Shawny, they/them: “I’m a disabled, non-binary, neurodivergent creator and community manager for a small indie games studio. I only got into the industry in June 2021 and something I am hopeful for and looking forward to in 2022 is the release of the first game that I’m working on.
“I’m also looking forward to continuing to grow my own personal community through content creation.”
Trans joy in the ‘boringly ordinary’ things
Cait, 51, trans woman: “I live in Suffolk and I’ve had kidney failure for the past 37 years – I’ve had three transplants, years and years of dialysis – which I currently manage at home, on my own. I started my transition about four years ago, but it coincided with a period of ill health – no sooner had I started to get better when lockdown happened and I was effectively locked away for the best part of a year.
“So anyway, I’ve been working hard to make a few local friends and keep in touch with those further afield and in 2022 I’m just looking forward to being able to meet up with friends and do boringly ordinary things like go for coffee, a meal, dancing – just be ‘normal’ again!
“The other biggie this year is my first appointment with an endocrinologist at Charing Cross gender clinic later this month – after just the usual 42 month wait.”
Luke, he/him: “I’m a trans man who is disabled, neurodivergent and working class.
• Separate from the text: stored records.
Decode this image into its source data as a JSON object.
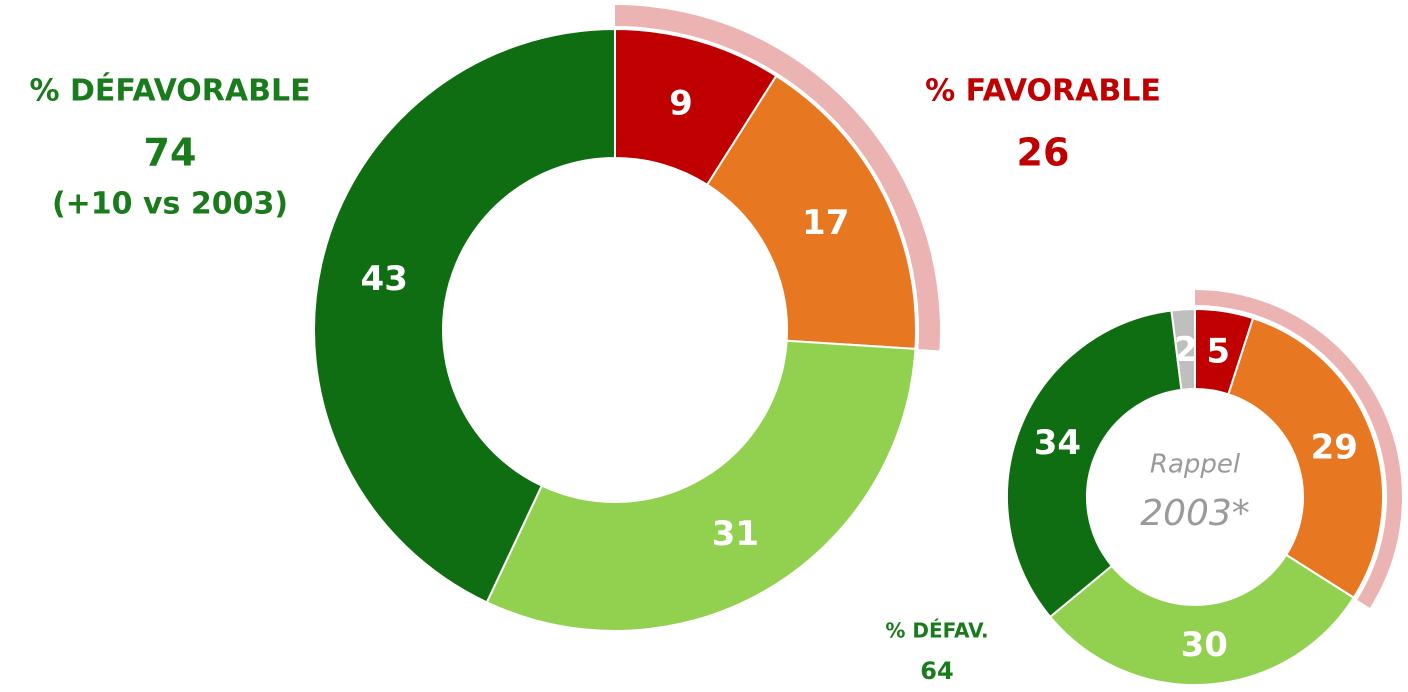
{
  "chart_data": [
    {
      "type": "donut",
      "values": [
        9,
        17,
        31,
        43
      ],
      "colors": [
        "#c00000",
        "#e87722",
        "#92d050",
        "#0f6e12"
      ],
      "highlight_color": "#ecb3b3",
      "favorable_label": "% FAVORABLE",
      "favorable_total": 26,
      "unfavorable_label": "% DÉFAVORABLE",
      "unfavorable_total": 74,
      "comparison": "(+10 vs 2003)"
    },
    {
      "type": "donut",
      "values": [
        5,
        29,
        30,
        34,
        2
      ],
      "colors": [
        "#c00000",
        "#e87722",
        "#92d050",
        "#0f6e12",
        "#bfbfbf"
      ],
      "highlight_color": "#ecb3b3",
      "center_labels": [
        "Rappel",
        "2003*"
      ],
      "unfavorable_label": "% DÉFAV.",
      "unfavorable_total": 64
    }
  ]
}
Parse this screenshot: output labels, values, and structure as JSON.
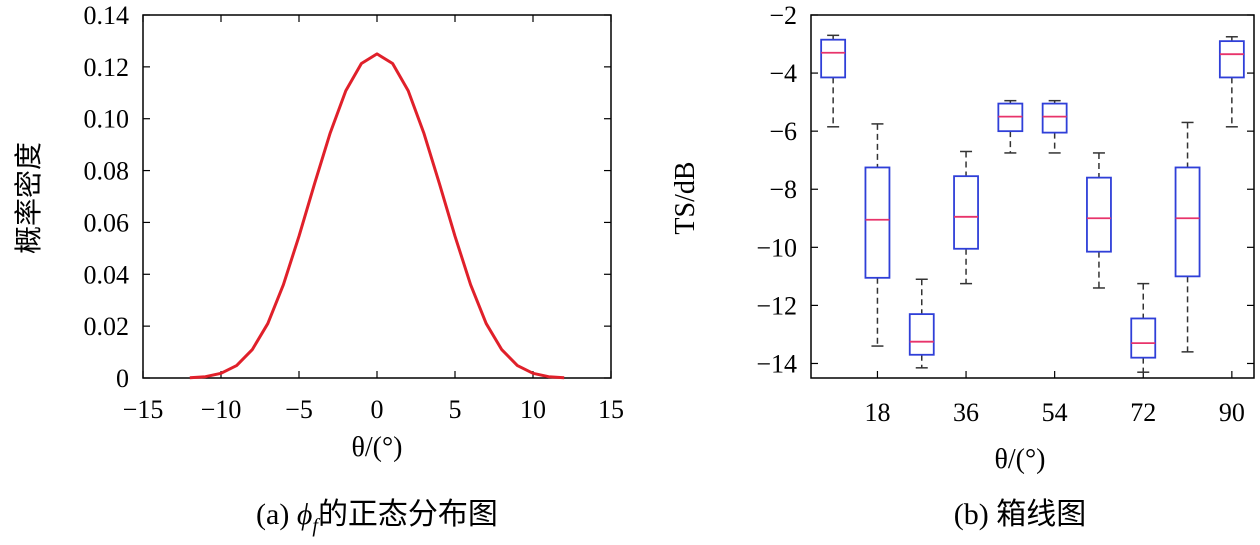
{
  "chart_data": [
    {
      "type": "line",
      "caption": "(a) ϕf的正态分布图",
      "caption_prefix": "(a) ",
      "caption_symbol": "ϕ",
      "caption_subscript": "f",
      "caption_suffix": "的正态分布图",
      "xlabel": "θ/(°)",
      "ylabel": "概率密度",
      "xlim": [
        -15,
        15
      ],
      "ylim": [
        0,
        0.14
      ],
      "xticks": [
        -15,
        -10,
        -5,
        0,
        5,
        10,
        15
      ],
      "xtick_labels": [
        "−15",
        "−10",
        "−5",
        "0",
        "5",
        "10",
        "15"
      ],
      "yticks": [
        0,
        0.02,
        0.04,
        0.06,
        0.08,
        0.1,
        0.12,
        0.14
      ],
      "ytick_labels": [
        "0",
        "0.02",
        "0.04",
        "0.06",
        "0.08",
        "0.10",
        "0.12",
        "0.14"
      ],
      "series": [
        {
          "color": "#e0202a",
          "x": [
            -12,
            -11,
            -10,
            -9,
            -8,
            -7,
            -6,
            -5,
            -4,
            -3,
            -2,
            -1,
            0,
            1,
            2,
            3,
            4,
            5,
            6,
            7,
            8,
            9,
            10,
            11,
            12
          ],
          "y": [
            0.0001,
            0.0005,
            0.0018,
            0.0048,
            0.0109,
            0.021,
            0.036,
            0.0547,
            0.075,
            0.0945,
            0.1108,
            0.1213,
            0.125,
            0.1213,
            0.1108,
            0.0945,
            0.075,
            0.0547,
            0.036,
            0.021,
            0.0109,
            0.0048,
            0.0018,
            0.0005,
            0.0001
          ]
        }
      ],
      "grid": false
    },
    {
      "type": "box",
      "caption": "(b) 箱线图",
      "xlabel": "θ/(°)",
      "ylabel": "TS/dB",
      "ylim": [
        -14.5,
        -2
      ],
      "yticks": [
        -14,
        -12,
        -10,
        -8,
        -6,
        -4,
        -2
      ],
      "ytick_labels": [
        "−14",
        "−12",
        "−10",
        "−8",
        "−6",
        "−4",
        "−2"
      ],
      "xticks": [
        18,
        36,
        54,
        72,
        90
      ],
      "xtick_labels": [
        "18",
        "36",
        "54",
        "72",
        "90"
      ],
      "xlim": [
        4.5,
        94.5
      ],
      "box_color": "#2f3fd8",
      "median_color": "#e8336b",
      "whisker_color": "#333333",
      "boxes": [
        {
          "x": 9,
          "whislo": -5.85,
          "q1": -4.15,
          "med": -3.3,
          "q3": -2.85,
          "whishi": -2.7
        },
        {
          "x": 18,
          "whislo": -13.4,
          "q1": -11.05,
          "med": -9.05,
          "q3": -7.25,
          "whishi": -5.75
        },
        {
          "x": 27,
          "whislo": -14.15,
          "q1": -13.7,
          "med": -13.25,
          "q3": -12.3,
          "whishi": -11.1
        },
        {
          "x": 36,
          "whislo": -11.25,
          "q1": -10.05,
          "med": -8.95,
          "q3": -7.55,
          "whishi": -6.7
        },
        {
          "x": 45,
          "whislo": -6.75,
          "q1": -6.0,
          "med": -5.5,
          "q3": -5.05,
          "whishi": -4.95
        },
        {
          "x": 54,
          "whislo": -6.75,
          "q1": -6.05,
          "med": -5.5,
          "q3": -5.05,
          "whishi": -4.95
        },
        {
          "x": 63,
          "whislo": -11.4,
          "q1": -10.15,
          "med": -9.0,
          "q3": -7.6,
          "whishi": -6.75
        },
        {
          "x": 72,
          "whislo": -14.3,
          "q1": -13.8,
          "med": -13.3,
          "q3": -12.45,
          "whishi": -11.25
        },
        {
          "x": 81,
          "whislo": -13.6,
          "q1": -11.0,
          "med": -9.0,
          "q3": -7.25,
          "whishi": -5.7
        },
        {
          "x": 90,
          "whislo": -5.85,
          "q1": -4.15,
          "med": -3.35,
          "q3": -2.9,
          "whishi": -2.75
        }
      ],
      "grid": false
    }
  ]
}
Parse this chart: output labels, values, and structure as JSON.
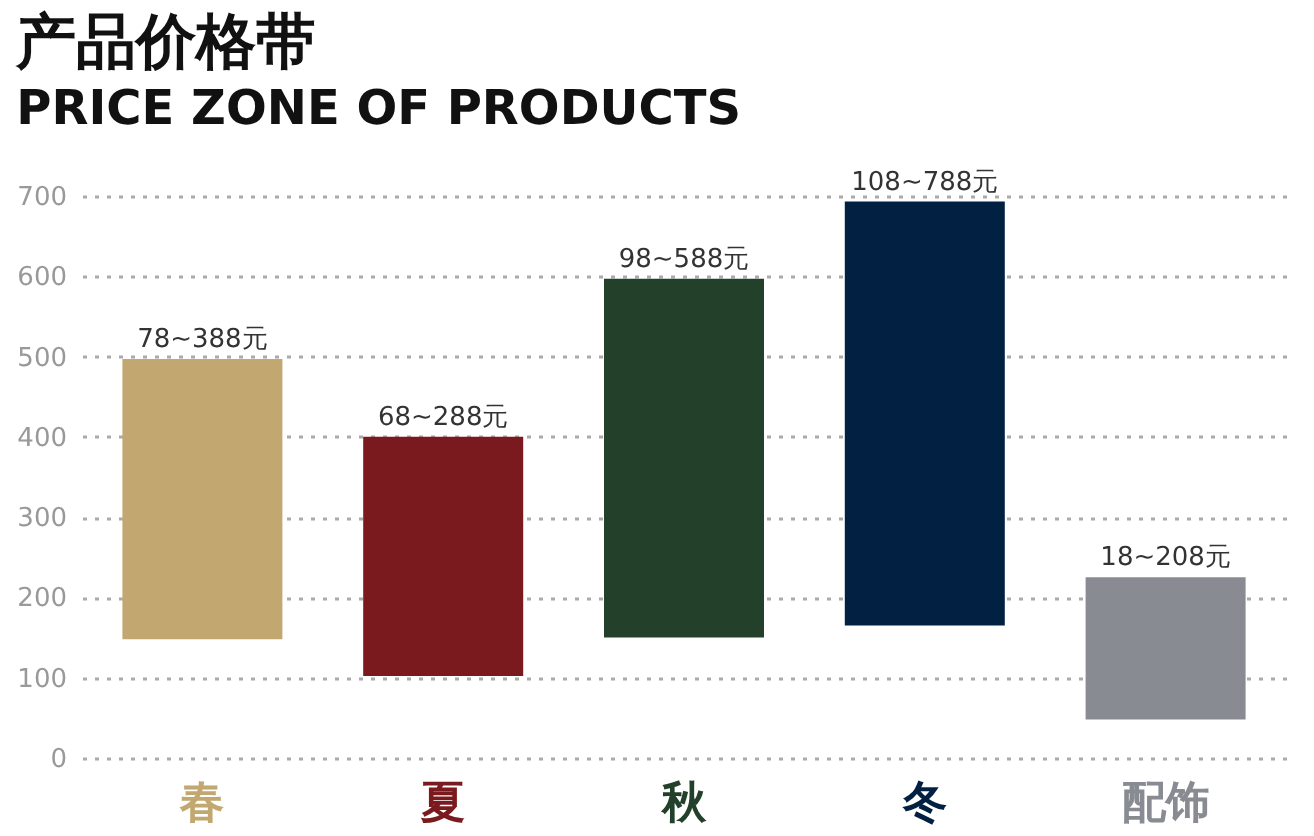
{
  "chart_data": {
    "type": "bar",
    "title": "产品价格带",
    "subtitle": "PRICE ZONE OF PRODUCTS",
    "categories": [
      "春",
      "夏",
      "秋",
      "冬",
      "配饰"
    ],
    "base": [
      148,
      102,
      150,
      165,
      48
    ],
    "values": [
      349,
      298,
      447,
      528,
      177
    ],
    "colors": [
      "#c2a870",
      "#7a1a1f",
      "#22402a",
      "#012042",
      "#888c92"
    ],
    "annotations": [
      {
        "text": "78~388元",
        "x": "春",
        "y": 497
      },
      {
        "text": "68~288元",
        "x": "夏",
        "y": 400
      },
      {
        "text": "98~588元",
        "x": "秋",
        "y": 597
      },
      {
        "text": "108~788元",
        "x": "冬",
        "y": 693
      },
      {
        "text": "18~208元",
        "x": "配饰",
        "y": 225
      }
    ],
    "ylim": [
      0,
      700
    ],
    "yticks": [
      0,
      100,
      200,
      300,
      400,
      500,
      600,
      700
    ],
    "grid": "y"
  }
}
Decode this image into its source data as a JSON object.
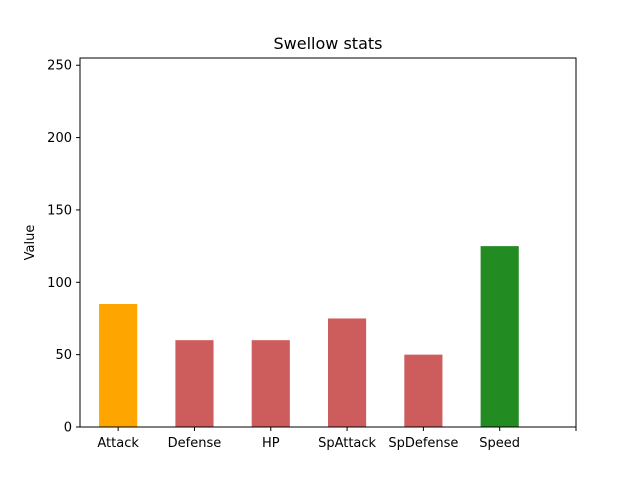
{
  "chart_data": {
    "type": "bar",
    "title": "Swellow stats",
    "xlabel": "",
    "ylabel": "Value",
    "categories": [
      "Attack",
      "Defense",
      "HP",
      "SpAttack",
      "SpDefense",
      "Speed"
    ],
    "values": [
      85,
      60,
      60,
      75,
      50,
      125
    ],
    "colors": [
      "#ffa500",
      "#cd5c5c",
      "#cd5c5c",
      "#cd5c5c",
      "#cd5c5c",
      "#228b22"
    ],
    "ylim": [
      0,
      255
    ],
    "yticks": [
      0,
      50,
      100,
      150,
      200,
      250
    ],
    "grid": false,
    "legend": "none"
  }
}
In 2022 I’m hopeful for a change in legislation to make self-ID legal in the UK.”
Ama, they/them: “I am trans non-binary, neurodiverse, currently living alone, and have been [working from home] and far away from my family during the entire pandemic.
“In 2022 I am going to be moving back closer to my family in Wiltshire and buying my first home instead of renting, so that is what I’m looking forward to.”